ECLI:NL:RBZLY:2010:BM1527
Rechtbank Zwolle-Lelystad
- Eerste aanleg - meervoudig
- J.H.M. Hesseling
- A. Oosterveld
- J.J. Szauer-Bos
- Rechtspraak.nl
Ontslag van ambtenaar op grond van artikel 8:3 CAR/UWO en de toepassing van hoofdstuk 10d
In deze zaak gaat het om het beroep van eiser tegen het besluit van het college van burgemeester en wethouders van Steenwijkerland, waarbij hem met ingang van 1 oktober 2008 eervol ontslag is verleend op grond van artikel 8:3 van de CAR/UWO. Eiser had bezwaar gemaakt tegen dit ontslag, maar het college verklaarde het bezwaar ongegrond. Eiser heeft vervolgens beroep ingesteld bij de rechtbank, die de zaak op 2 maart 2010 heeft behandeld. Eiser was in persoon aanwezig, bijgestaan door zijn gemachtigde, terwijl de verweerder werd vertegenwoordigd door B.G.M. Heuver en mr. M.J. Kragten.

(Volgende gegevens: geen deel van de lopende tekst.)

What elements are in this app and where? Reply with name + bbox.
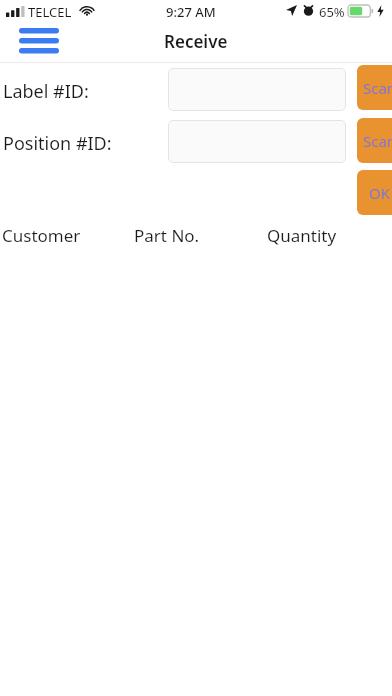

De rechtbank heeft in haar overwegingen vastgesteld dat het bestreden besluit in rechte kan worden gehandhaafd. De rechtbank oordeelt dat het college zich terecht op het standpunt heeft gesteld dat de bepalingen in hoofdstuk 10d van de CAR/UWO niet onverkort van toepassing zijn op het ontslag van eiser. De rechtbank verwijst naar een brief van het Landelijk Overleg Gemeentelijke Arbeidsvoorwaarden (LOGA) waarin aanvullende afspraken zijn gemaakt over de invoering van hoofdstuk 10d van de CAR/UWO. De rechtbank concludeert dat de tijd die eiser vóór 1 juli 2008 aan reïntegratieactiviteiten heeft besteed, meegeteld kan worden bij de duur van de reïntegratiefase.

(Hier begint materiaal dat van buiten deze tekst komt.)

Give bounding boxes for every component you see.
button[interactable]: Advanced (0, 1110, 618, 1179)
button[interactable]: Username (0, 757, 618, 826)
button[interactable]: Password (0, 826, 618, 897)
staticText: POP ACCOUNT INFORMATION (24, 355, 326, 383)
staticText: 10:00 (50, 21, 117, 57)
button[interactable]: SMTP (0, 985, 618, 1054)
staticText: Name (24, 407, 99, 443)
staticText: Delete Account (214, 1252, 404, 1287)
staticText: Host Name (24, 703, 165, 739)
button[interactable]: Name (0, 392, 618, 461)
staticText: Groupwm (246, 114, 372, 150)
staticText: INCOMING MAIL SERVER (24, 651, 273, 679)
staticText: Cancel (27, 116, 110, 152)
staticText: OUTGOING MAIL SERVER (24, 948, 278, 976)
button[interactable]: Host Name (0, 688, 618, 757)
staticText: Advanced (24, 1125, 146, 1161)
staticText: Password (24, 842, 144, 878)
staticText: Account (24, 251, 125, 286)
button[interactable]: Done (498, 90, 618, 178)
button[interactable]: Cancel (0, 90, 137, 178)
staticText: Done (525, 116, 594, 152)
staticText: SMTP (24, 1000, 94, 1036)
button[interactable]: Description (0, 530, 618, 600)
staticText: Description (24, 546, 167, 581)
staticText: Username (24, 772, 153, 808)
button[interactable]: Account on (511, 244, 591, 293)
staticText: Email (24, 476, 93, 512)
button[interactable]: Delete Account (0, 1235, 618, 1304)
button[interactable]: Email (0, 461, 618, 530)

De rechtbank komt tot de conclusie dat verweerder voldoende inspanningen heeft geleverd om eiser te herplaatsen, ondanks dat eiser moeilijk bemiddelbaar is vanwege zijn leeftijd en handicap. De rechtbank oordeelt dat het ontslag op grond van artikel 8:3 van de CAR/UWO rechtmatig is verleend, en dat er geen aanleiding is voor een proceskostenveroordeling. Het beroep van eiser wordt ongegrond verklaard.